Die Idee zur Akademie entstand während der Pandemie. Damals zeigte sich besonders deutlich, dass Frauen einen Großteil der Familienbetreuung übernahmen und vielfach in traditionelle Rollenbilder zurückfielen. Für Ulrike Gentner, stellvertretende Direktorin des Heinrich Pesch Hauses, war dies Anlass, ein Bildungsangebot zu schaffen, das Frauen stärkt und gesellschaftliche Veränderungen unterstützt. Aus dieser Initiative entwickelte sich innerhalb von fünf Jahren ein eigenständiges Bildungsprogramm.
„Rechtlich gibt es zwar die Gleichstellung der Frauen, aber in vielen Bereichen noch keine Gerechtigkeit“, ergänzt sie. Die Akademie wolle Frauen darin unterstützen, ihre beruflichen und persönlichen Handlungsspielräume zu erweitern und damit einen Beitrag zu mehr Geschlechtergerechtigkeit leisten. Gleichzeitig betont Jana Sand, zuständig für Projekt- und Teamsteuerung im HPH, dass Gleichberechtigung nur gemeinsam gelingen könne: „Es darf kein Vorhaben werden, für das sich nur die eine Hälfte der Gesellschaft interessiert. Wir müssen den Weg gemeinsam gehen.“
Warum braucht es heute überhaupt eine eigene Frauenakademie? Für Jana Sand liegt die Antwort in der besonderen Qualität des Austauschs. Gerade bei Themen wie Vereinbarkeit von Familie und Beruf oder Geschlechtergerechtigkeit entstünden in Frauenseminaren oft andere Perspektiven und Diskussionen. Der geschützte Rahmen ermögliche Offenheit und Diskurse, ohne andere Sichtweisen auszuschließen.
Auch Ulrike Gentner sieht in der Akademie einen gesellschaftspolitischen Auftrag. „Die Akademie fördert die Teilhabe von Frauen an gesellschaftlichen, kirchlichen und politischen Prozessen“, sagt sie. Ein Beispiel dafür ist die langjährige Veranstaltungsreihe „Frauen in der Kommunalpolitik“.
Das Programm der Akademie umfasst die drei Schwerpunkte „Frau und Arbeitswelt“, „Frau und Gesellschaft“ sowie „Frau und Gesundheit“. Dazu gehören etablierte Formate wie der „Frauensalon“ für Frauen in Führungspositionen, thematische Frauenfrühstücke, ein Resilienz-Wochenendseminar sowie Veranstaltungen zu Themen wie toxischen Beziehungen, Frieden oder Kompetenzerwerb für den Beruf.
Die Teilnehmenden kommen aus ganz unterschiedlichen Lebenskontexten: Berufstätige, Mütter, Ehrenamtliche, Studentinnen, Seniorinnen sowie Frauen mit Migrationsbiografie oder in herausfordernden Situationen nutzen die Angebote. Gerade diese Vielfalt an Erfahrungen macht nach Einschätzung der Organisatorinnen den besonderen Wert der Veranstaltungen aus.
Auch in Zukunft setzt die Akademie auf ihre erfolgreichen Formate wie Frauensalon und Abendveranstaltungen.
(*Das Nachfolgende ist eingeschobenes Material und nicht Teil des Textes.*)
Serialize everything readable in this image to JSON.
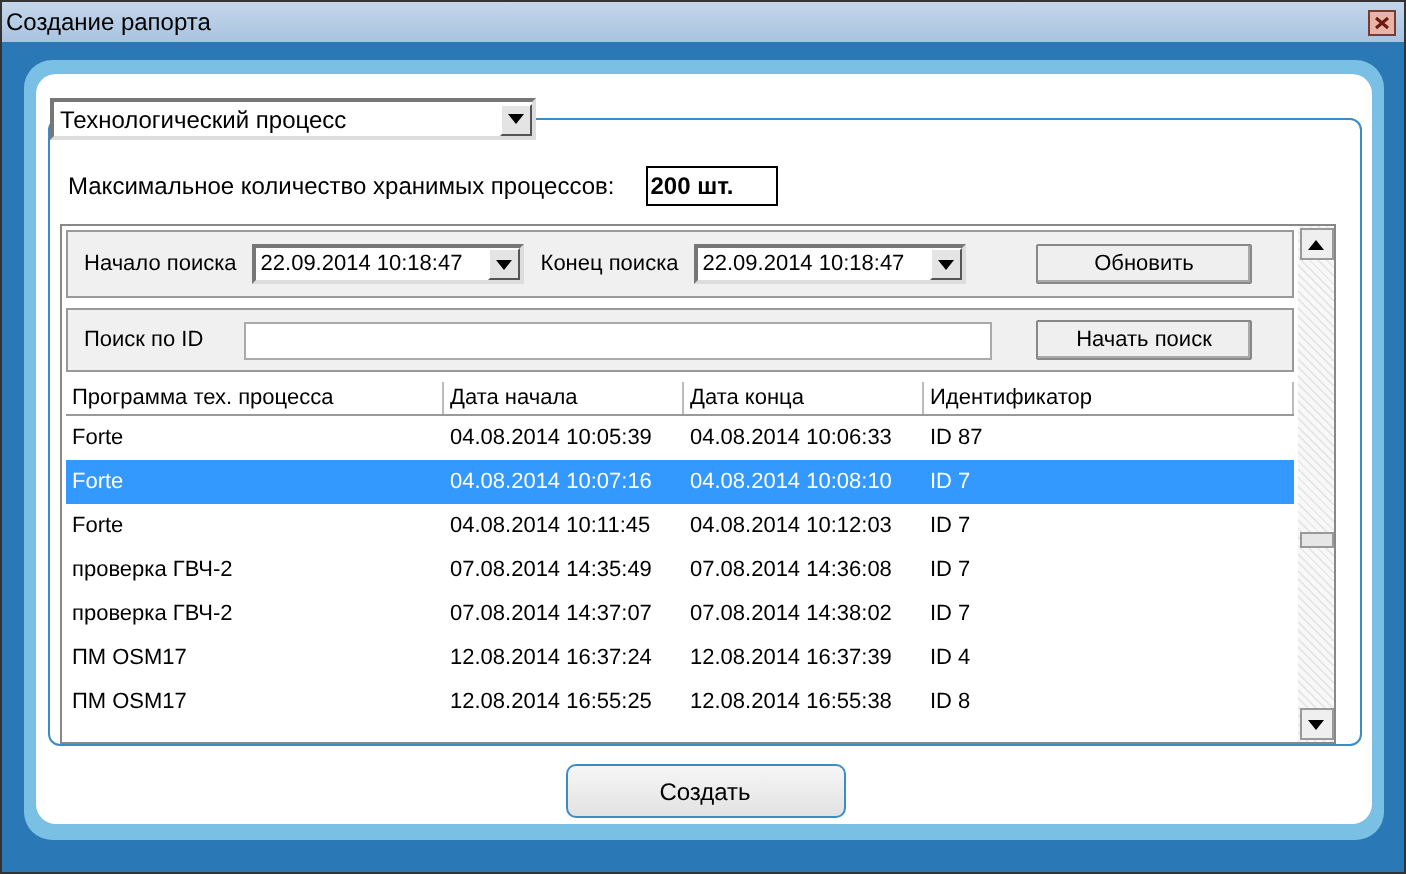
{
  "window": {
    "title": "Создание рапорта"
  },
  "process_select": {
    "value": "Технологический процесс"
  },
  "max_processes": {
    "label": "Максимальное количество хранимых процессов:",
    "value": "200 шт."
  },
  "search": {
    "start_label": "Начало поиска",
    "start_value": "22.09.2014 10:18:47",
    "end_label": "Конец поиска",
    "end_value": "22.09.2014 10:18:47",
    "refresh_button": "Обновить"
  },
  "id_search": {
    "label": "Поиск по ID",
    "button": "Начать поиск"
  },
  "table": {
    "columns": [
      "Программа тех. процесса",
      "Дата начала",
      "Дата конца",
      "Идентификатор"
    ],
    "rows": [
      {
        "cells": [
          "Forte",
          "04.08.2014 10:05:39",
          "04.08.2014 10:06:33",
          "ID 87"
        ],
        "selected": false
      },
      {
        "cells": [
          "Forte",
          "04.08.2014 10:07:16",
          "04.08.2014 10:08:10",
          "ID 7"
        ],
        "selected": true
      },
      {
        "cells": [
          "Forte",
          "04.08.2014 10:11:45",
          "04.08.2014 10:12:03",
          "ID 7"
        ],
        "selected": false
      },
      {
        "cells": [
          "проверка ГВЧ-2",
          "07.08.2014 14:35:49",
          "07.08.2014 14:36:08",
          "ID 7"
        ],
        "selected": false
      },
      {
        "cells": [
          "проверка ГВЧ-2",
          "07.08.2014 14:37:07",
          "07.08.2014 14:38:02",
          "ID 7"
        ],
        "selected": false
      },
      {
        "cells": [
          "ПМ OSM17",
          "12.08.2014 16:37:24",
          "12.08.2014 16:37:39",
          "ID 4"
        ],
        "selected": false
      },
      {
        "cells": [
          "ПМ OSM17",
          "12.08.2014 16:55:25",
          "12.08.2014 16:55:38",
          "ID 8"
        ],
        "selected": false
      }
    ]
  },
  "create_button": "Создать"
}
Gleichzeitig sollen neue Themen hinzukommen – etwa die berufliche Neuorientierung nach der Elternzeit, KI oder der Umgang mit „People Pleasing“.
„Es geht darum, Frauen in ihrer individuellen Lebenswirklichkeit zu unterstützen und gesellschaftliche Wirklichkeiten zu reflektieren.“
Jana Sand
Ulrike Gentner sieht die Zukunft der Akademie vor allem in flexiblen, bedarfsorientierten Angeboten, die sich mit Beruf und Familie/Pflege vereinbaren lassen. „Ich möchte, dass die Akademie für Frauen ein Ort ist, an dem Frauen Solidarität erleben. Denn gesellschaftlicher Wandel gelingt dort, wo Menschen sich gegenseitig stärken und Verantwortung übernehmen“.
Rund 500 Frauen und Männer nehmen jährlich an den Angeboten der Akademie für Frauen teil. Etwa zehn Prozent der Teilnehmenden sind Männer. Geleitet wird das Bildungsprogramm von Ulrike Gentner und Jana Sand gemeinsam mit einem breiten Netzwerk aus Kooperationspartnerinnen, Gleichstellungsbeauftragten und Fraueninitiativen.